Driving up to the mountains on holidays I was on the freeway and I got cut off by a driver who was speeding in the right hand lane. Contrary to expectation, when he glided past, I could see that he was a well-dressed man in his fifties with a neatly clipped grey beard and office shirt and tie on. So much for the stereotype of bad drivers being young, lower class and female.
It made me think of driving as a metaphor for life, There are those of us who follow the rules, give way, smile and wave as we cruise though life and then there are... the vexations to the spirit. I could describe them in more colourful terms but out of respect for the more sensative amongst you, I'll keep this blog PGR.
Nobody is perfect, least of all me, but when I break a road rule, it is more likely to be through inattention or by mistake than on purpose. Why? Rules are the agreement we make with society that makes it possible for us all to compete on a level playing field. It makes it possible for the meek and the mad to share the road (or their local community) without fear for their lives or their self-esteem.

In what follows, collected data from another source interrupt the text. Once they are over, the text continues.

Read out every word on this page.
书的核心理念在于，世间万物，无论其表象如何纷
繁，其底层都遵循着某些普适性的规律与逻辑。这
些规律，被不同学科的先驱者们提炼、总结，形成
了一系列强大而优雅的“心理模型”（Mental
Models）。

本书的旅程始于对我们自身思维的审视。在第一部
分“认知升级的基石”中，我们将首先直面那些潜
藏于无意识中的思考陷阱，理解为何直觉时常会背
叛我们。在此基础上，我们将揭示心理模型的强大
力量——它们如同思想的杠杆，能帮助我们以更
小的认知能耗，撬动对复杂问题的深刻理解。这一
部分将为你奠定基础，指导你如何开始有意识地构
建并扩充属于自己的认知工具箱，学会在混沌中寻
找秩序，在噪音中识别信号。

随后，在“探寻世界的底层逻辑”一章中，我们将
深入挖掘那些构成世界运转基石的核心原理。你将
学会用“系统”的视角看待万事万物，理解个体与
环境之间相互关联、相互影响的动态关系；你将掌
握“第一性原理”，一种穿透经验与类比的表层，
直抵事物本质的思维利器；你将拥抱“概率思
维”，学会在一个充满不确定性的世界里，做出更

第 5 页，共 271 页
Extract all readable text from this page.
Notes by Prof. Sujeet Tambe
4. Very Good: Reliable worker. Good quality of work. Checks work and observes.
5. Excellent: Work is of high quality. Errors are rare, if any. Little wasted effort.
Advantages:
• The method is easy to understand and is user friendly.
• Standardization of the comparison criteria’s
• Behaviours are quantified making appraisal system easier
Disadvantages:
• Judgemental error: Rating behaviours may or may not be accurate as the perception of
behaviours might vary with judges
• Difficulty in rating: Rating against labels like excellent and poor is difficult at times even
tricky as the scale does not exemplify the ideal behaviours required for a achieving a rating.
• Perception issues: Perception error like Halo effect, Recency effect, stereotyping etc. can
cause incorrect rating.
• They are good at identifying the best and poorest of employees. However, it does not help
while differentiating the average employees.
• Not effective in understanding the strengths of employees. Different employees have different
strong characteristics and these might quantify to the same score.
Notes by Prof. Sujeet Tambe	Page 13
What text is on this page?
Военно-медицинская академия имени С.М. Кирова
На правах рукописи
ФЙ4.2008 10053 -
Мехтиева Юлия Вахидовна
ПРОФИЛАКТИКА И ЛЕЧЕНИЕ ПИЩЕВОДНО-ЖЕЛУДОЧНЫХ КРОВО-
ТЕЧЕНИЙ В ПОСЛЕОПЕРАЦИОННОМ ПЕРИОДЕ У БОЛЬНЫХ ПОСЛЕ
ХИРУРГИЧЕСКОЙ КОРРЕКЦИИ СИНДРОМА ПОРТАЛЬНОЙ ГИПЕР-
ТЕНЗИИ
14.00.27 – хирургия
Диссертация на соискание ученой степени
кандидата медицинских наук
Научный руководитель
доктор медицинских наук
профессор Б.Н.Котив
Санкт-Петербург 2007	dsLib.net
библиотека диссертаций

I say self-esteem because you have to respect your fellow road users. It's not a competition. I passed the vexation about fifteen minutes later because he was caught in a left hand lane which was going slower. It didn't make me feel any superior to him, although it did reinforce my belief that speeding had very little effect on overall time saved in a journey.
Yet I can imagine his grinding teeth at being 'boxed-in'. His journey was of much more importance than mine and for him to be inconvenienced in such a way... Well, maybe I'm projecting a little here but you can see my point.
You can be a member of society and accomplish your goals without treading on others. We are not a wolf pack where the alpha male is the strongest and fiercest and makes his way to the head of the pack over the bodies of his enemies. The best CEO's are those who can lead their manpower resources with respect and efficiency.
You can get further, faster by making the right decisions than by recklessly "putting your foot down".